As well as the technical challenges and the structural innovations, lenders also had to get to grips with no engineering, procurement and contribution contract, a relatively rapid decline in production profiles; and the FPSO leased with the lessor holding first ranking charge over the vessel.

Most of these risks are mitigated by the contingencies in the financing package, particularly the letter of credit facility provided by Babcock & Brown. Lenders also drew comfort from the detailed reserves and drilling reports and the fact that the long-lead assets have already been ordered, so there is a tight grip on costs.

With regards to commodity price risk, RBS provided a heavily structured package of swaps and ratio collars executed to protect against downside and ensure benefit from upside oil price was not lost to increases in Australian Petroleum Resource Rent Tax.

Syndication of half of the $270 million debt was oversubscribed and closed in November 2007. The remaining half of the debt will be retained by lead arrangers NabCapital, HVB and Royal Bank of Scotland. The six-year senior debt is priced at 135bp over Libor pre-completion and 125bp over Libor post-construction.

Participating banks were offered upfront fees of 105bp for the senior piece and 200bp for the junior piece on a blended ticket. Despite syndication signing after the first flush of the subprime crisis, the deal finished slightly oversubscribed. GE, Bank of Ireland, SMBC and KBC came in on the deal.
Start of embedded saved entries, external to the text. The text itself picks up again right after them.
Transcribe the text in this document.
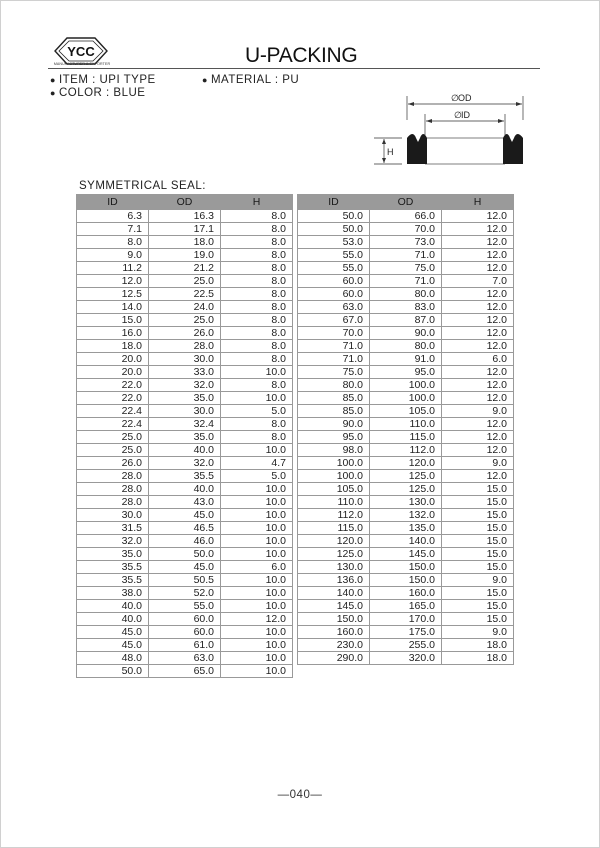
YCC
MANUFACTURER & EXPORTER	U-PACKING
● ITEM : UPI TYPE	● MATERIAL : PU
● COLOR : BLUE	∅ OD
∅ ID
H
SYMMETRICAL SEAL:
ID	OD	H
6.3	16.3	8.0
7.1	17.1	8.0
8.0	18.0	8.0
9.0	19.0	8.0
11.2	21.2	8.0
12.0	25.0	8.0
12.5	22.5	8.0
14.0	24.0	8.0
15.0	25.0	8.0
16.0	26.0	8.0
18.0	28.0	8.0
20.0	30.0	8.0
20.0	33.0	10.0
22.0	32.0	8.0
22.0	35.0	10.0
22.4	30.0	5.0
22.4	32.4	8.0
25.0	35.0	8.0
25.0	40.0	10.0
26.0	32.0	4.7
28.0	35.5	5.0
28.0	40.0	10.0
28.0	43.0	10.0
30.0	45.0	10.0
31.5	46.5	10.0
32.0	46.0	10.0
35.0	50.0	10.0
35.5	45.0	6.0
35.5	50.5	10.0
38.0	52.0	10.0
40.0	55.0	10.0
40.0	60.0	12.0
45.0	60.0	10.0
45.0	61.0	10.0
48.0	63.0	10.0
50.0	65.0	10.0
ID	OD	H
50.0	66.0	12.0
50.0	70.0	12.0
53.0	73.0	12.0
55.0	71.0	12.0
55.0	75.0	12.0
60.0	71.0	7.0
60.0	80.0	12.0
63.0	83.0	12.0
67.0	87.0	12.0
70.0	90.0	12.0
71.0	80.0	12.0
71.0	91.0	6.0
75.0	95.0	12.0
80.0	100.0	12.0
85.0	100.0	12.0
85.0	105.0	9.0
90.0	110.0	12.0
95.0	115.0	12.0
98.0	112.0	12.0
100.0	120.0	9.0
100.0	125.0	12.0
105.0	125.0	15.0
110.0	130.0	15.0
112.0	132.0	15.0
115.0	135.0	15.0
120.0	140.0	15.0
125.0	145.0	15.0
130.0	150.0	15.0
136.0	150.0	9.0
140.0	160.0	15.0
145.0	165.0	15.0
150.0	170.0	15.0
160.0	175.0	9.0
230.0	255.0	18.0
290.0	320.0	18.0
—040—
The Coogee Resources financing is likely to be a high tide marker for future reserves-based lending. Though the concurrence of relatively cheap debt pricing and such structuring innovation is unlikely to be seen in the foreseeable future, it is likely that some structural features – such as the bundling of junior debt with the senior facilities to bring a development asset online – will be followed in the not-too-distant future.

Coogee Resources Limited
Status: Financial close 6 July 2007, syndication closed in November
Description: $270 million borrowing base facility for development of oil assets in the Timor Sea
Sponsors: Coogee Resources; Babcock & Brown
Mandated lead arrangers:
NabCapital; HVB; Royal Bank of Scotland
Legal advisers to sponsors: Freehills
Legal advisers to banks: Mallesons
Lessor of the FPSO: Cassie Navigation
FPSO conversion manager: Tanker Pacific in Singapore.